US stock advanced on Friday, recovering from the previous day’s slide. The market now tends to believe that the Federal Reserve won’t have to accelerate plans to tighten monetary policy after the release of in-line inflation data. The US CPI came in 6.8%, which is the highest since 1982 but corresponds with the market’s expectations. Therefore, the fact that high US inflation wasn’t even higher supports the equity market. Also, Consumer Sentiment in US improved from a decade-low in November. On top of that, concerns about the spread of the new Omicron variant keep weighing on market sentiment, as companies in UK have started to tell employees to work from home. Investors now await the key Fed meeting this week, which might provide some clues on the pace of bond tapering and interest rate hikes.
The benchmarks, S&P 500, Nasdaq 100 and the Dow Jones Industrial Average both rose on Friday amid an upbeat market mood and relief that Fed won’t have to raise interest rates too early. S&P 500 was up 1.0% on a daily basis and the Dow Jones Industrial Average advanced with a 0.7% gain for the day. All eleven sectors stayed in positive territory as the information technology and consumer staples sectors are the best performing among all groups, gaining 2.07% and 1.99%, respectively. The Nasdaq 100 advanced the most with 1.1% gain on Friday and the VIX fell a further more than 2.0 points to under 19.50.
In Asia, after disclosures that came a day after the developer officially defaulted on their dollar debt, China Evergrande Group chairman Hui Ka Yan was forced to sell pledged shares in the company. Therefore, shares of Evergrande declined 1.7% lower as well as Chinese real estate stocks, which were also down 1.5%.
The US dollar edged 0.2% lower last Friday, staying in negative territory amid improved market sentiment. The DXY index gained bullish momentum and touched a daily top above 96.42 level during the European session, but then pulled back to below 96 and surrendered its intraday gains at the end of the day. The in-line US CPI data supported major US equities and put pressure on the greenback. Markets focus now shift to the Fed meeting this week, as investors expect a speed-up bond tapering.

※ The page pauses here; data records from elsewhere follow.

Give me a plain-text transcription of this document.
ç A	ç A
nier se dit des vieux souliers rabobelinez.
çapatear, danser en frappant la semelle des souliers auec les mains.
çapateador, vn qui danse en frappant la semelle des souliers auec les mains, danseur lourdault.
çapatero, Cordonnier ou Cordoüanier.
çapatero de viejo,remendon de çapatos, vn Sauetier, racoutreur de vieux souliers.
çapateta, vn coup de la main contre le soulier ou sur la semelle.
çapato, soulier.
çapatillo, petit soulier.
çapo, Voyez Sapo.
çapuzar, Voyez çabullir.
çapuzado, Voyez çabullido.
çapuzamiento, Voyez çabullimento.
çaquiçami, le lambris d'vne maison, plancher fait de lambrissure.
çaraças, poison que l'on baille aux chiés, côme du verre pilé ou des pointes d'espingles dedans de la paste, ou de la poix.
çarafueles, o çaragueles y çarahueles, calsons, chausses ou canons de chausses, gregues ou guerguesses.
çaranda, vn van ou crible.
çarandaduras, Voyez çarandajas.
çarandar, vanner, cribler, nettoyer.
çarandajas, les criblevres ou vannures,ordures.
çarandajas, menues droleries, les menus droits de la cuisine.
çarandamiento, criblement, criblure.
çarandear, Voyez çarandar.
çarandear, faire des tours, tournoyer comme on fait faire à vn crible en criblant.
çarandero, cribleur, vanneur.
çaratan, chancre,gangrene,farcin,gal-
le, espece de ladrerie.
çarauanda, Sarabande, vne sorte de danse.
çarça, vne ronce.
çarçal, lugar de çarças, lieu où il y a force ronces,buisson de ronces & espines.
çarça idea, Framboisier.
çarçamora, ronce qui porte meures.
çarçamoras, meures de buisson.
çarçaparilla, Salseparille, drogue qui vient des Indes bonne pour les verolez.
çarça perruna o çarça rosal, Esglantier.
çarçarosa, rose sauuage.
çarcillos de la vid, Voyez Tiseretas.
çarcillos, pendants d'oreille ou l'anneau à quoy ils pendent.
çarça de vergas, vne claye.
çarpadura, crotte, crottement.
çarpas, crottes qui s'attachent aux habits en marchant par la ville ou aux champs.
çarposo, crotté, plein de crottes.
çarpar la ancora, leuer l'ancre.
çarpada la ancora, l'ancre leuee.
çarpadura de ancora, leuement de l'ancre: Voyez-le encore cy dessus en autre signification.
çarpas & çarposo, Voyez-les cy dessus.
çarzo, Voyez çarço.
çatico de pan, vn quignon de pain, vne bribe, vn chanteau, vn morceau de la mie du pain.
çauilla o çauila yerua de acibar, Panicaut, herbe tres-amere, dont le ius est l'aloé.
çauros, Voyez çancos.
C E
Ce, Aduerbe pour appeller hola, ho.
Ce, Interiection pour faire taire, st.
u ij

GBP/USD and EUR/USD both advanced last Friday amid US dollar weakness, climbing 0.34% and 0.20%, respectively. The cable saw fresh buying and touched a three-day high above 1.327 during the American session. Meanwhile, EUR/USD recovered from a two-day low that touched earlier in the day, trading at around 1.131 area at the end of the day.
Gold advanced and touched a daily top around $1790 amid the high US inflation report, which rose the most since the early 1980s. The renewed selling witnessed in the greenback also acted as a tailwind for the precious metal, which gained 0.41% on a daily basis. WTI oil surged 1.81% for the day, closing out its best weekly performance since August. The growing confidence that the new Omicron variant is set to be far milder than past variants like delta pushed oil prices higher.
AUDUSD (4- Hour Chart)
AUDUSD retests 0.717, gaining some positive traction after the US CPI report. From the technical perspective, the pair is currently challenging its immediate hurdle at 0.717. The outlook turns positive as the pair has breached the bearish trendline. If AUDUSD can officially trade above 0.717, then it will reaffirm its upside momentum in the near term. Either from the RSI or the MACD, a buying opportunity occurs as both indicators currently favor buyers. On the flip side, if AUDUSD falls below its support at 0.7116, then it will turn downside as it will fall within the bearish trendline.
Resistance: 0.717, 0.7227
Support: 0.7116, 0.6997
GBPUSD (4- Hour Chart)
GBPUSD climbs above 1.3230 on worrisome US inflation report, hitting the highest in almost four decades. The US dollar seems vulnerable after the inflation report; in the meantime, heating US inflation figures might hint at steeper US Fed tightening. From the technical aspect, today’s upside momentum seems to bring GBPUSD out of the bearish trendline on the 4-hour chart, suggesting an overturn from bearish to bullish in the near term. A neutral RSI looks to favor bullish traders, who are also supported by a positive MACD. The next relevant resistance is set at 1.332, followed by 1.3417. On the flip side, if the pair fails to close its intraday price above the bearish trendline, then a selling opportunity will occur. The next relevant support is set at 1.3163.
Resistance: 1.3321, 1.3419, 1.3499
EURUSD (4- Hour Chart)
EURUSD bounces modestly above 1.1300 after the US inflation surged 6.8% in November, reaching the highest in almost four decades. From the technical aspect, the overnight pullback from weekly lows seems to turn the currency pair back to the bullish mode in the near term. Climbing back above 1.1300 favors bullish traders as EURUSD is now trading above its 20 and 50 SMAs; in the meantime, the MACD indicator is now turning into positive levels at the time of writing. The current upside momentum is expected to bring the pair toward its immediate resistance at 1.1357. On the flip side, selling below 1.1299 region will reaffirm the negative bias and accelerate the downside momentum toward its support at 1.1186.